Details about those users who appear in the above datasets. Fields:

  • id anonymized ID of the user (referenced as user_id in the other datasets above)
  • jobroles comma-separated list of job role terms (numeric IDs) that were extracted from the user's current job title. 0 means that there was no known jobrole detected for the user.
  • career_level career level ID (e.g. beginner, experienced, manager):
    • 0 = unknown
    • 1 = Student/Intern
    • 2 = Entry Level (Beginner)
    • 3 = Professional/Experienced
    • 4 = Manager (Manager/Supervisor)
    • 5 = Executive (VP, SVP, etc.)
    • 6 = Senior Executive (CEO, CFO, President)
  • discipline_id anonymized IDs represent disciplines such as "Consulting", "HR", etc.
  • industry_id anonymized IDs represent industries such as "Internet", "Automotive", "Finance", etc.
  • country describes the country in which the user is currently working:
    • de = Germany
    • at = Austria
    • ch = Switzerland
    • non_dach = non of the above countries
  • region is specified for some users who have as country de. Meaning of the regions: see below.
  • experience_n_entries_class identifies the number of CV entries that the user has listed as work experiences:
    • 0 = no entries
    • 1 = 1-2 entries
    • 2 = 3-4 entries
    • 3 = 5 or more entries
  • experience_years_experience is the estimated number of years of work experience that the user has:
    • 0 = unknown
    • 1 = less than 1 year
    • 2 = 1-3 years
    • 3 = 3-5 years
    • 4 = 5-10 years
    • 5 = 10-15 years
    • 6 = 16-20
    • 7 = more than 20 years
  • experience_years_in_current is the estimated number of years that the user is already working in her current job. Meaning of numbers: same as experience_years_experience
  • edu_degree estimated university degree of the user:
    • 0 or NULL = unknown
    • 1 = bachelor
    • 2 = master
    • 3 = phd
  • edu_fieldofstudies comma-separated fields of studies that the user studied. 0 means "unknown" and edu_fieldofstudies > 0 entries refer to broad field of studies such as Engineering, Economics and Legal, ...

Items

Details about the job postings that were and should be recommended to the users.

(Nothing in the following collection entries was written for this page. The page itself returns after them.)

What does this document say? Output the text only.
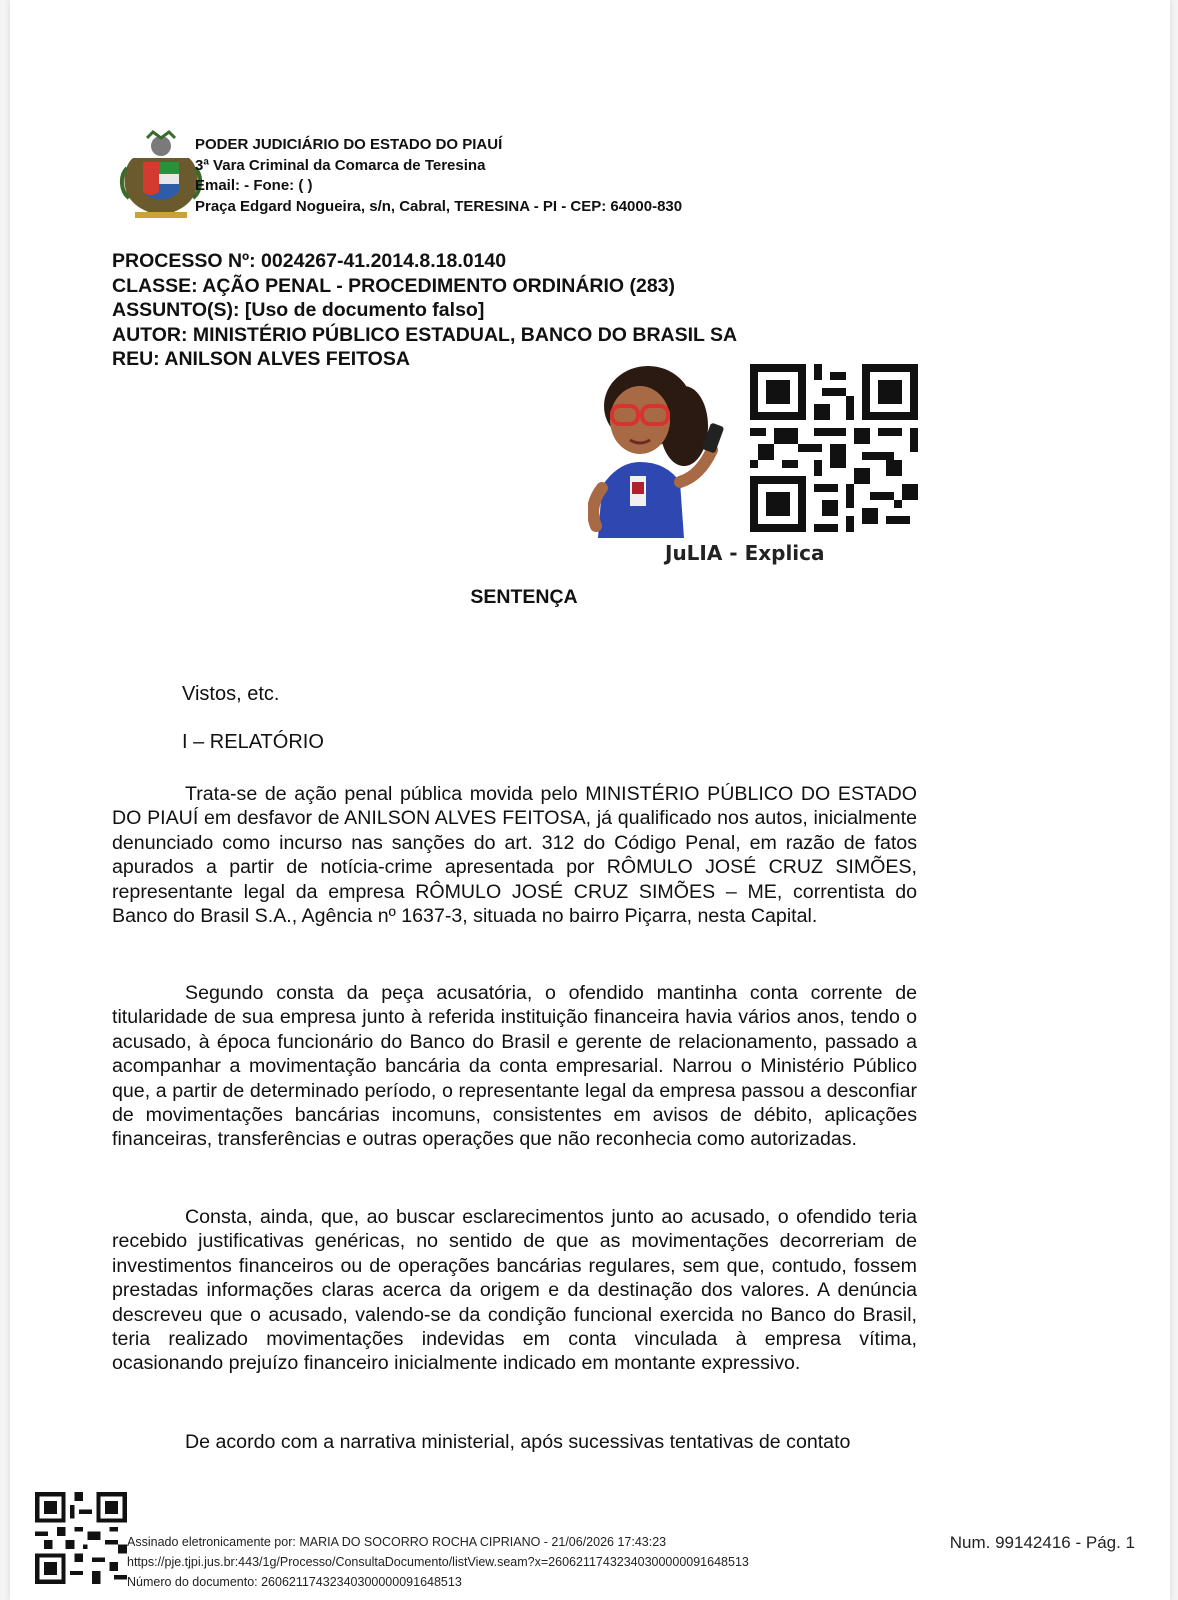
PODER JUDICIÁRIO DO ESTADO DO PIAUÍ
3ª Vara Criminal da Comarca de Teresina
Email: - Fone: ( )
Praça Edgard Nogueira, s/n, Cabral, TERESINA - PI - CEP: 64000-830
PROCESSO Nº: 0024267-41.2014.8.18.0140
CLASSE: AÇÃO PENAL - PROCEDIMENTO ORDINÁRIO (283)
ASSUNTO(S): [Uso de documento falso]
AUTOR: MINISTÉRIO PÚBLICO ESTADUAL, BANCO DO BRASIL SA
REU: ANILSON ALVES FEITOSA
JuLIA - Explica
SENTENÇA
Vistos, etc.
I – RELATÓRIO

Trata-se de ação penal pública movida pelo MINISTÉRIO PÚBLICO DO ESTADO DO PIAUÍ em desfavor de ANILSON ALVES FEITOSA, já qualificado nos autos, inicialmente denunciado como incurso nas sanções do art. 312 do Código Penal, em razão de fatos apurados a partir de notícia-crime apresentada por RÔMULO JOSÉ CRUZ SIMÕES, representante legal da empresa RÔMULO JOSÉ CRUZ SIMÕES – ME, correntista do Banco do Brasil S.A., Agência nº 1637-3, situada no bairro Piçarra, nesta Capital.

Segundo consta da peça acusatória, o ofendido mantinha conta corrente de titularidade de sua empresa junto à referida instituição financeira havia vários anos, tendo o acusado, à época funcionário do Banco do Brasil e gerente de relacionamento, passado a acompanhar a movimentação bancária da conta empresarial. Narrou o Ministério Público que, a partir de determinado período, o representante legal da empresa passou a desconfiar de movimentações bancárias incomuns, consistentes em avisos de débito, aplicações financeiras, transferências e outras operações que não reconhecia como autorizadas.

Consta, ainda, que, ao buscar esclarecimentos junto ao acusado, o ofendido teria recebido justificativas genéricas, no sentido de que as movimentações decorreriam de investimentos financeiros ou de operações bancárias regulares, sem que, contudo, fossem prestadas informações claras acerca da origem e da destinação dos valores. A denúncia descreveu que o acusado, valendo-se da condição funcional exercida no Banco do Brasil, teria realizado movimentações indevidas em conta vinculada à empresa vítima, ocasionando prejuízo financeiro inicialmente indicado em montante expressivo.

De acordo com a narrativa ministerial, após sucessivas tentativas de contato

Assinado eletronicamente por: MARIA DO SOCORRO ROCHA CIPRIANO - 21/06/2026 17:43:23
https://pje.tjpi.jus.br:443/1g/Processo/ConsultaDocumento/listView.seam?x=26062117432340300000091648513
Número do documento: 26062117432340300000091648513
Num. 99142416 - Pág. 1
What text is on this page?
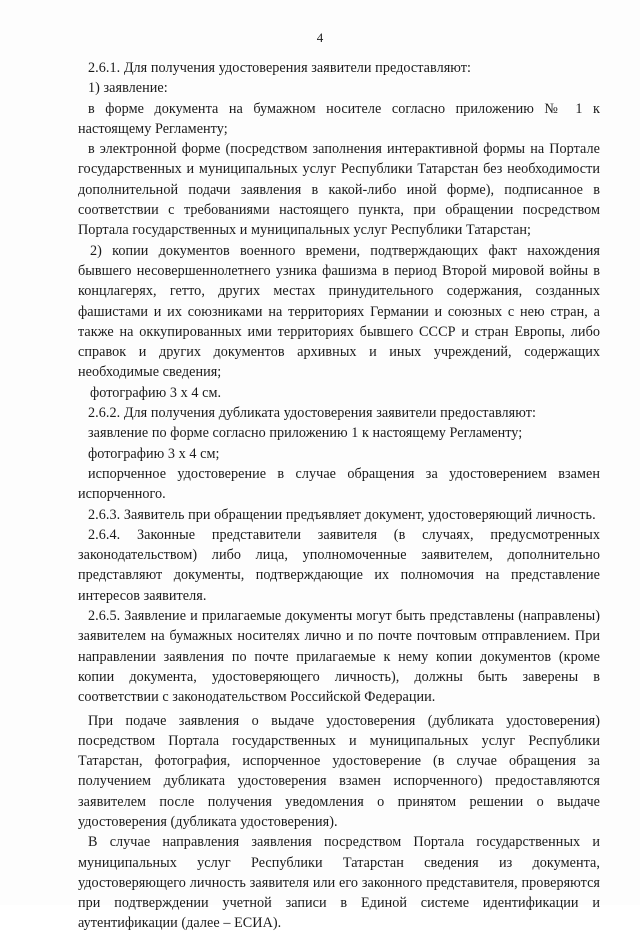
4

2.6.1. Для получения удостоверения заявители предоставляют:

1) заявление:

в форме документа на бумажном носителе согласно приложению № 1 к настоящему Регламенту;

в электронной форме (посредством заполнения интерактивной формы на Портале государственных и муниципальных услуг Республики Татарстан без необходимости дополнительной подачи заявления в какой-либо иной форме), подписанное в соответствии с требованиями настоящего пункта, при обращении посредством Портала государственных и муниципальных услуг Республики Татарстан;

2) копии документов военного времени, подтверждающих факт нахождения бывшего несовершеннолетнего узника фашизма в период Второй мировой войны в концлагерях, гетто, других местах принудительного содержания, созданных фашистами и их союзниками на территориях Германии и союзных с нею стран, а также на оккупированных ими территориях бывшего СССР и стран Европы, либо справок и других документов архивных и иных учреждений, содержащих необходимые сведения;

фотографию 3 х 4 см.

2.6.2. Для получения дубликата удостоверения заявители предоставляют:

заявление по форме согласно приложению 1 к настоящему Регламенту;

фотографию 3 х 4 см;

испорченное удостоверение в случае обращения за удостоверением взамен испорченного.

2.6.3. Заявитель при обращении предъявляет документ, удостоверяющий личность.

2.6.4. Законные представители заявителя (в случаях, предусмотренных законодательством) либо лица, уполномоченные заявителем, дополнительно представляют документы, подтверждающие их полномочия на представление интересов заявителя.

2.6.5. Заявление и прилагаемые документы могут быть представлены (направлены) заявителем на бумажных носителях лично и по почте почтовым отправлением. При направлении заявления по почте прилагаемые к нему копии документов (кроме копии документа, удостоверяющего личность), должны быть заверены в соответствии с законодательством Российской Федерации.

При подаче заявления о выдаче удостоверения (дубликата удостоверения) посредством Портала государственных и муниципальных услуг Республики Татарстан, фотография, испорченное удостоверение (в случае обращения за получением дубликата удостоверения взамен испорченного) предоставляются заявителем после получения уведомления о принятом решении о выдаче удостоверения (дубликата удостоверения).

В случае направления заявления посредством Портала государственных и муниципальных услуг Республики Татарстан сведения из документа, удостоверяющего личность заявителя или его законного представителя, проверяются при подтверждении учетной записи в Единой системе идентификации и аутентификации (далее – ЕСИА).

  • id anonymized ID of the item (referenced as item_id in the other datasets above)
  • title concepts that have been extracted from the job title of the job posting (numeric IDs)
  • career_level career level ID (e.g. beginner, experienced, manager):
    • 0 = unknown
    • 1 = Student/Intern
    • 2 = Entry Level (Beginner)
    • 3 = Professional/Experienced
    • 4 = Manager (Manager/Supervisor)
    • 5 = Executive (VP, SVP, etc.)
    • 6 = Senior Executive (CEO, CFO, President)
  • discipline_id anonymized IDs represent disciplines such as "Consulting", "HR", etc.
  • industry_id anonymized IDs represent industries such as "Internet", "Automotive", "Finance", etc.
  • country code of the country in which the job is offered
  • region is specified for some users who have as country de. Meaning of the regions: see below.
  • latitude latitude information (rounded to ca. 10km)
  • longitude longitude information (rounded to ca. 10km)
  • employment the type of employment:
    • 0 = unknown
    • 1 = full-time
    • 2 = part-time
    • 3 = freelancer
    • 4 = intern
    • 5 = voluntary
  • tags concepts that have been extracted from the tags, skills or company name
  • created_at a Unix time stamp timestamp representing the time when the interaction got created
  • active_during_test is 1 if the item is still active (= recommendable) during the test period and 0 if the item is not active anymore in the test period (= not recommendable)

Regions

ID Name
0 not specified
1 Baden-Württemberg
2 Bavaria
3 Berlin
4 Brandenburg
5 Bremen
6 Hamburg
7 Hesse
8 Mecklenburg-Vorpommern
9 Lower Saxony
10 North Rhine-Westphalia
11 Rhineland-Palatinate
12 Saarland
13 Saxony
14 Saxony-Anhalt
15 Schleswig-Holstein
16 Thuringia

Target Users

The file target_users.csv contains those user IDs for which you finally need to submit solutions. The file lists one user ID per line (in total, 150,000 user IDs). All those target users are also contained in the training data (see User).

Example Solution File

The file solution_file_example.tgz is an example solution file that was generated by a simple content-based baseline algorithm.